The Institute for Security Studies (ISS) reports a sharp decline in public confidence over the past decade, driven by perceptions of collusion with criminals and political interference.

The HSRC Social Attitudes Survey adds that trust levels in the police are now at their lowest since 1994 — even as fear of crime continues to rise.

These numbers confirm what citizens already feel: the social contract between state and citizen is fraying.

Consequences of broken trust

A collapsing relationship between communities and law enforcement is already reshaping public life:

  • Under-reporting of crime: Victims turn to private security or remain silent.

  • Vigilantism: Mob justice and revenge killings are rising.

  • Unequal safety: Wealthier areas buy protection; poorer ones are left exposed.

  • Disillusioned officers: Honest cops are demoralised by association.

The result is a feedback loop of insecurity — where fear breeds corruption, and corruption breeds more fear.

Civil society’s call for renewal

Groups such as Corruption Watch and #NotInMyName are demanding a shift from commissions to consequences — prosecutions, independent oversight, and protection for whistle-blowers.

Police unions POPCRU and SAPU have often defended honest officers while acknowledging that corruption within SAPS “is a cancer that must be confronted.”

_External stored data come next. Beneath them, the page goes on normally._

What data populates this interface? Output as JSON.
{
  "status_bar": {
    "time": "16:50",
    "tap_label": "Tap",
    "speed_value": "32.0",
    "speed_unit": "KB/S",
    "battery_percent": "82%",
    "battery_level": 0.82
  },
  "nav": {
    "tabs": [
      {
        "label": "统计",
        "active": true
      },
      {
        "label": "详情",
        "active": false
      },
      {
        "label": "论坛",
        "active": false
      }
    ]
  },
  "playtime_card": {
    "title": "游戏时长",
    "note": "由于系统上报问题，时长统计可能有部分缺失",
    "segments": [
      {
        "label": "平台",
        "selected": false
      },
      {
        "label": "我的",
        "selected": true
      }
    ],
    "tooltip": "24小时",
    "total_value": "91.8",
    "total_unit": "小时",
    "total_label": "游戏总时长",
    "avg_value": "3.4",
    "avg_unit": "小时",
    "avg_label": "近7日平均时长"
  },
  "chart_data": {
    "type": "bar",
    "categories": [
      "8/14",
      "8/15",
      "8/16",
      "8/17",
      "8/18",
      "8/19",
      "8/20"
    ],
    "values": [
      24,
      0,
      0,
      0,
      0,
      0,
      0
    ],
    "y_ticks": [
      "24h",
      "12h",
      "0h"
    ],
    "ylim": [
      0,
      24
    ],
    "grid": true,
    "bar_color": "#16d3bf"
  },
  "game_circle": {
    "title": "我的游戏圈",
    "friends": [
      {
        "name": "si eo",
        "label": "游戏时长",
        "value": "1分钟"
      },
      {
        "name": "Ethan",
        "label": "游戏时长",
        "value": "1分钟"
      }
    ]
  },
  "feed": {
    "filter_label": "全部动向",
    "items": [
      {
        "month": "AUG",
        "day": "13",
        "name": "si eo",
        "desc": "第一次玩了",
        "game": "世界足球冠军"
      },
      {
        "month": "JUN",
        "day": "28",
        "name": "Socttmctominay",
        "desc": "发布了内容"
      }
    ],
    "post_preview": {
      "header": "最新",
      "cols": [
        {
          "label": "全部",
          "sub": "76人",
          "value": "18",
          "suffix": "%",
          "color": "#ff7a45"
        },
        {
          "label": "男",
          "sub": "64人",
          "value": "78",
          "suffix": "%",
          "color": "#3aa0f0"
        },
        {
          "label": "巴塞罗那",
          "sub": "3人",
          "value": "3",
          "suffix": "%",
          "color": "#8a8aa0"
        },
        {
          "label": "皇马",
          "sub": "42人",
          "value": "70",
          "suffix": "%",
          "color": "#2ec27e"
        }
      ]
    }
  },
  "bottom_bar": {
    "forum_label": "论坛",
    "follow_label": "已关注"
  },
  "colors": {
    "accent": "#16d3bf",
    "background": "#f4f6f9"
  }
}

President Cyril Ramaphosa has vowed that findings from the Madlanga Commission will guide sweeping reforms, but citizens have heard similar promises before.

President Cyril Ramaphosa addressing the nation during a "family meeting"

Image: Jairus Mmutle/GCIS

A society exhausted, not indifferent

From civic activists to security experts, every voice converges on the same truth: South Africans are not indifferent — they are exhausted.

As Jentile put it, “Our democracy is not collapsing; it is calling for renewal.” That renewal, he said, begins when honesty becomes as courageous as protest once was.

Whether the Madlanga Commission, Mkhwanazi’s revelations, or Parliament’s inquiries will deliver that renewal remains uncertain.

But one reality is undeniable: When corruption no longer shocks us, it has already conquered more than our institutions — it has conquered our expectations.